Można poprosić kogoś o odbieranie telefonów. Ostatnim razem robiła to moja mama. Informowała klientów, że jestem na urlopie. Zapisywała, co klienci mieli do przekazania, aby następnie mi to przekazać, kiedy już będę dostępny. Uważam, że jest to nieporównywalnie lepszy sposób niż po prostu wyłączenie telefonu.
Zdecydowanie masz rację. Informacja o tym, że abonent jest aktualnie niedostępny, nie przynosi żadnego pożytku. O wiele lepiej nagrać krótką wiadomość głosową, w której wyjaśnimy, że obecnie przebywamy na urlopie. Warto także poinformować, kiedy z niego wrócimy.
Co na temat urlopu ma do powiedzenia kolejny rozmówca?
Szymon: Właśnie przygotowuję się do wyjazdu na urlop i prowadzę związane z tym przygotowania. Doszedłem do wniosku, że w moim biznesie nie ma potrzeby natychmiastowego zajmowania się kwestiami klientów. Wobec tego zadecydowałem o pełnym przekierowaniu połączeń do mojego zastępcy. Umówiliśmy się, że raz dziennie, o określonej porze może mi wysłać wiadomość o pilnych kwestiach.
Czy na czas wakacji delegujesz innym pracownikom swoje obowiązki?
Tak, to też zainspirowało mnie do opisania niektórych procesów zachodzących w firmie. Jest to między innymi proces sprzedaży, który jako właściciel chciałbym kontrolować. Przyznam, że zadziałało to bardzo pozytywnie.
Owszem, to niezwykle przydatne dla przedsiębiorców ceniących sobie poczucie wolności.

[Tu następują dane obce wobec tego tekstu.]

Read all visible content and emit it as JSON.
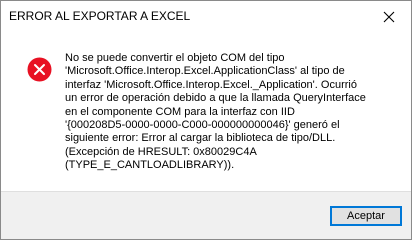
{
  "window": {
    "title": "ERROR AL EXPORTAR A EXCEL",
    "close_icon": "close-x-icon"
  },
  "dialog": {
    "icon": "error-icon",
    "icon_color": "#e81123",
    "message_lines": [
      "No se puede convertir el objeto COM del tipo",
      "'Microsoft.Office.Interop.Excel.ApplicationClass' al tipo de",
      "interfaz 'Microsoft.Office.Interop.Excel._Application'. Ocurrió",
      "un error de operación debido a que la llamada QueryInterface",
      "en el componente COM para la interfaz con IID",
      "'{000208D5-0000-0000-C000-000000000046}' generó el",
      "siguiente error: Error al cargar la biblioteca de tipo/DLL.",
      "(Excepción de HRESULT: 0x80029C4A",
      "(TYPE_E_CANTLOADLIBRARY))."
    ]
  },
  "footer": {
    "accept_label": "Aceptar",
    "accent_color": "#0078d7"
  }
}
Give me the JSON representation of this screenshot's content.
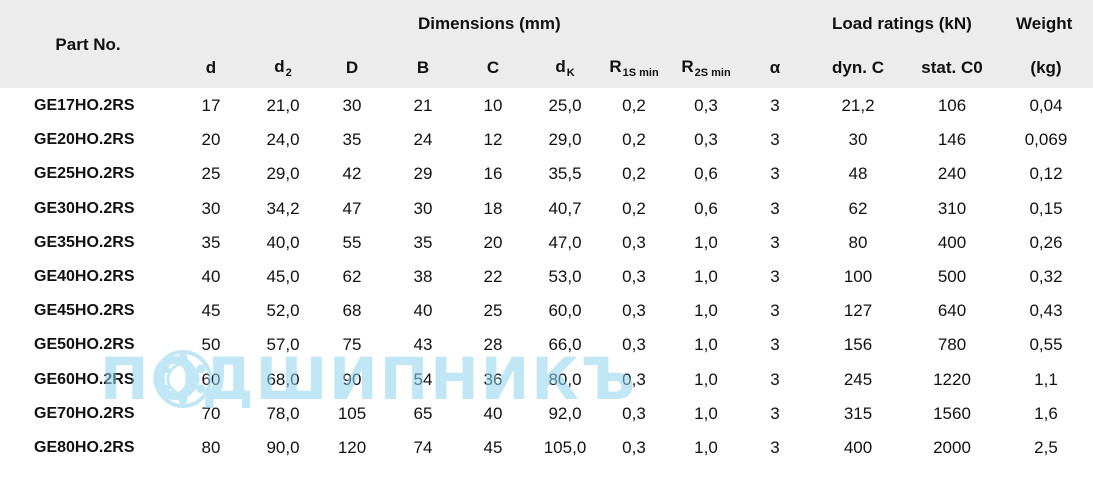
{
  "header": {
    "part_no": "Part No.",
    "dimensions": "Dimensions (mm)",
    "load_ratings": "Load ratings (kN)",
    "weight": "Weight",
    "weight_unit": "(kg)"
  },
  "columns": [
    {
      "main": "d",
      "sub": ""
    },
    {
      "main": "d",
      "sub": "2"
    },
    {
      "main": "D",
      "sub": ""
    },
    {
      "main": "B",
      "sub": ""
    },
    {
      "main": "C",
      "sub": ""
    },
    {
      "main": "d",
      "sub": "K"
    },
    {
      "main": "R",
      "sub": "1S min"
    },
    {
      "main": "R",
      "sub": "2S min"
    },
    {
      "main": "α",
      "sub": ""
    },
    {
      "main": "dyn. C",
      "sub": ""
    },
    {
      "main": "stat. C0",
      "sub": ""
    }
  ],
  "rows": [
    {
      "part": "GE17HO.2RS",
      "values": [
        "17",
        "21,0",
        "30",
        "21",
        "10",
        "25,0",
        "0,2",
        "0,3",
        "3",
        "21,2",
        "106",
        "0,04"
      ]
    },
    {
      "part": "GE20HO.2RS",
      "values": [
        "20",
        "24,0",
        "35",
        "24",
        "12",
        "29,0",
        "0,2",
        "0,3",
        "3",
        "30",
        "146",
        "0,069"
      ]
    },
    {
      "part": "GE25HO.2RS",
      "values": [
        "25",
        "29,0",
        "42",
        "29",
        "16",
        "35,5",
        "0,2",
        "0,6",
        "3",
        "48",
        "240",
        "0,12"
      ]
    },
    {
      "part": "GE30HO.2RS",
      "values": [
        "30",
        "34,2",
        "47",
        "30",
        "18",
        "40,7",
        "0,2",
        "0,6",
        "3",
        "62",
        "310",
        "0,15"
      ]
    },
    {
      "part": "GE35HO.2RS",
      "values": [
        "35",
        "40,0",
        "55",
        "35",
        "20",
        "47,0",
        "0,3",
        "1,0",
        "3",
        "80",
        "400",
        "0,26"
      ]
    },
    {
      "part": "GE40HO.2RS",
      "values": [
        "40",
        "45,0",
        "62",
        "38",
        "22",
        "53,0",
        "0,3",
        "1,0",
        "3",
        "100",
        "500",
        "0,32"
      ]
    },
    {
      "part": "GE45HO.2RS",
      "values": [
        "45",
        "52,0",
        "68",
        "40",
        "25",
        "60,0",
        "0,3",
        "1,0",
        "3",
        "127",
        "640",
        "0,43"
      ]
    },
    {
      "part": "GE50HO.2RS",
      "values": [
        "50",
        "57,0",
        "75",
        "43",
        "28",
        "66,0",
        "0,3",
        "1,0",
        "3",
        "156",
        "780",
        "0,55"
      ]
    },
    {
      "part": "GE60HO.2RS",
      "values": [
        "60",
        "68,0",
        "90",
        "54",
        "36",
        "80,0",
        "0,3",
        "1,0",
        "3",
        "245",
        "1220",
        "1,1"
      ]
    },
    {
      "part": "GE70HO.2RS",
      "values": [
        "70",
        "78,0",
        "105",
        "65",
        "40",
        "92,0",
        "0,3",
        "1,0",
        "3",
        "315",
        "1560",
        "1,6"
      ]
    },
    {
      "part": "GE80HO.2RS",
      "values": [
        "80",
        "90,0",
        "120",
        "74",
        "45",
        "105,0",
        "0,3",
        "1,0",
        "3",
        "400",
        "2000",
        "2,5"
      ]
    }
  ],
  "watermark": {
    "text": "ПОДШИПНИКЪ",
    "color": "#8fd3ee"
  },
  "colors": {
    "header_background": "#ececec",
    "text": "#111111"
  }
}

Otóż gdy najdzie ich chęć na kolejny urlop, o wiele łatwiej będzie rozdzielić pracownikom obowiązki.
Czas na Weronikę – jakimi przemyśleniami się z nami podzielisz?
Weronika: Chciałabym się zwrócić do ciebie z pewnym pytaniem, Marku. Nie da się ukryć, że w dzisiejszych czasach niemal wszyscy są ciągle dostępni online. Czy w związku z tym możemy w ogóle mówić o czymś takim jak urlop? Nawet teoretycznie na nim przebywając, wrzucamy od czasu do czasu relacje na media społecznościowe.
Myślę, że jest to dość indywidualna sprawa. Osobiście, nawet jeśli dzielę się jakimś zdjęciem z urlopu, traktuję to jako następującą informację: odpoczywam, więc nie będę teraz zajmować się odpisywaniem na maile. Uważam to za bardzo zdrowe podejście. Każdy potrzebuje czasu, by zrelaksować się i zapomnieć na parę dni o pracy.
Poza tym zmienia się też samo postrzeganie pracy. Przedstawiciele mojego pokolenia wychowywali się w czasach, gdy praca przez 12 godzin dziennie w biurze była uważana za cnotę. Za to dzisiaj cenione są zupełnie inne wartości. Tak zwane pokolenie Z przede wszystkim chce czerpać przyjemność ze swojej pracy.
Im dłużej prowadzę firmę, tym bardziej zwracam uwagę na osoby znajdujące się na podobnym etapie do mnie. Zaobserwowałem na przykład, że kiedy działalność się już rozwinie, łatwiej jest wyjechać na urlop.
To też zależy od branży. Ja zajmuję się między innymi hodowlą kóz, więc nie wytłumaczę zwierzętom, że nagle wybieram się na wakacje. Za to kiedy prowadziłam już swoją działalność, na świat przychodziły też moje dzieci. Musiałam podjąć decyzję, czy przejdę na urlop macierzyński, co nie było proste.
Warto też zwrócić uwagę na samo pojęcie urlopu macierzyńskiego. Często bywa mylony z urlopem wypoczynkowym, co bez wątpienia mija się z prawdą.
Czy dostrzegłaś jeszcze jakieś trudności związane z wypoczynkiem?
W małych firmach często zdarza się, że telefon służbowy oraz prywatny jest tym samym urządzeniem. Trudno wtedy oddzielić życie osobiste od zawodowego.
To prawda. Co więcej, nawet jeśli w czasie urlopu znajdziemy chwilę na odpisanie na przychodzące maile, nie warto od razu ich wysyłać. Lepiej ustalić datę wysłania wiadomości na pierwszy dzień powrotu do pracy. Jeśli damy klientom zielone światło do kontaktowania się z nami, kiedy powinniśmy odpoczywać, całe wcześniejsze przygotowania mogą pójść na marne.